Was hier vorbereitet wird, ist eine Politik zulasten der Bürger und Betriebe.
Die Müllgebühren steigen für einen Durchschnittshaushalt um rund 12 bis 13 Prozent, die
Festgebühr sogar um mehr als 16 Prozent. Das ist vielen Menschen schlicht nicht mehr
zuzumuten.
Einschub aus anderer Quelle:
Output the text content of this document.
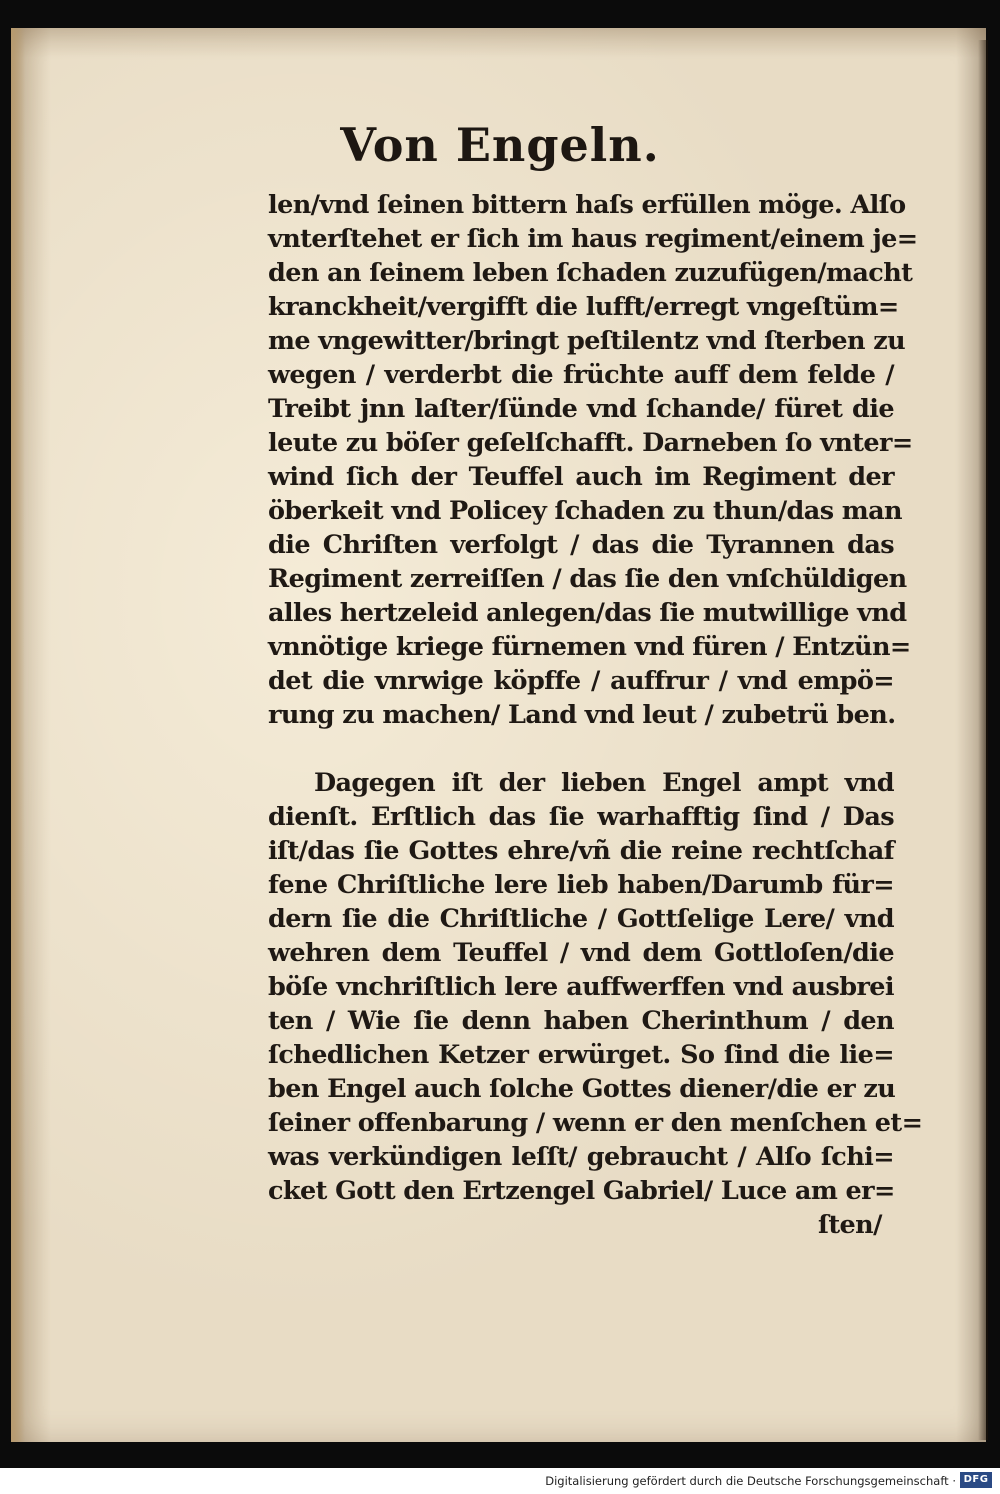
Von Engeln.
len/vnd ſeinen bittern haſs erfüllen möge. Alſo
vnterſtehet er ſich im haus regiment/einem je=
den an ſeinem leben ſchaden zuzufügen/macht
kranckheit/vergifft die lufft/erregt vngeſtüm=
me vngewitter/bringt peſtilentz vnd ſterben zu
wegen / verderbt die früchte auff dem felde /
Treibt jnn laſter/ſünde vnd ſchande/ füret die
leute zu böſer geſelſchafft. Darneben ſo vnter=
wind ſich der Teuffel auch im Regiment der
öberkeit vnd Policey ſchaden zu thun/das man
die Chriſten verfolgt / das die Tyrannen das
Regiment zerreiſſen / das ſie den vnſchüldigen
alles hertzeleid anlegen/das ſie mutwillige vnd
vnnötige kriege fürnemen vnd füren / Entzün=
det die vnrwige köpffe / auffrur / vnd empö=
rung zu machen/ Land vnd leut / zubetrü ben.
Dagegen iſt der lieben Engel ampt vnd
dienſt. Erſtlich das ſie warhafftig ſind / Das
iſt/das ſie Gottes ehre/vñ die reine rechtſchaf
fene Chriſtliche lere lieb haben/Darumb für=
dern ſie die Chriſtliche / Gottſelige Lere/ vnd
wehren dem Teuffel / vnd dem Gottloſen/die
böſe vnchriſtlich lere auffwerffen vnd ausbrei
ten / Wie ſie denn haben Cherinthum / den
ſchedlichen Ketzer erwürget. So ſind die lie=
ben Engel auch ſolche Gottes diener/die er zu
ſeiner offenbarung / wenn er den menſchen et=
was verkündigen leſſt/ gebraucht / Alſo ſchi=
cket Gott den Ertzengel Gabriel/ Luce am er=
ſten/
Digitalisierung gefördert durch die Deutsche Forschungsgemeinschaft · DFG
Diese Entwicklung sei kein Zufall, sondern das Ergebnis einer jahrelangen
Investitions-, Kosten- und Schuldenpolitik ohne ausreichende Prioritätensetzung.
Besonders kritisch sind die neuen Personalentscheidungen im Stellenplan 2026.
So soll die Stelle der Geschäftsführerin nachträglich in eine Beamtenstelle der
Besoldungsgruppe A16 umgewandelt werden, obwohl die Stelle ursprünglich nach TVöD und
nicht als Beamtenstelle ausgeschrieben war. Zusätzlich ist eine Höhergruppierung des
stellvertretenden Geschäftsführers von EG 14 auf EG 15 vorgesehen.
Beide Entscheidungen führen zu dauerhaften Mehrkosten für Besoldung, Beihilfe, Versorgung und
höhere Personalausgaben. Diese Kosten landen am Ende nicht auf dem Papier, sondern in den
Müllgebühren der Bürger.
Deshalb wird er in der Sitzung am 26.01.2026 einen Änderungsantrag zum Stellenplan einbringen,
mit dem:
die Umwandlung in eine Beamtenstelle und
die Höhergruppierung des Stellvertreters
rückgängig gemacht und die bisherige Vergütungsstruktur beibehalten werden sollen.
Ein weiteres zentrales Thema wird die finanzielle Entwicklung der Tochtergesellschaft TVS sein.
Die TVS steuert bis Ende 2026 auf rund 9,5 Millionen Euro Schulden zu. Zinsen, Tilgung und
Abschreibungen landen zwangsläufig wieder in der Gebührenkalkulation. Das ist eine gefährliche
Hypothek für die Zukunft.
In der Sitzung wird nicht nur Kritik eingebracht, sondern auch konkrete Fragen zur
Finanzentwicklung, zur Personalpolitik und zur langfristigen Bezahlbarkeit gestellt.
Erst muss über Bezahlbarkeit geredet werden, dann über Investitionen. Nicht umgekehrt. Was hier
geplant ist, überfordert auf Dauer die Menschen in unserem Landkreis.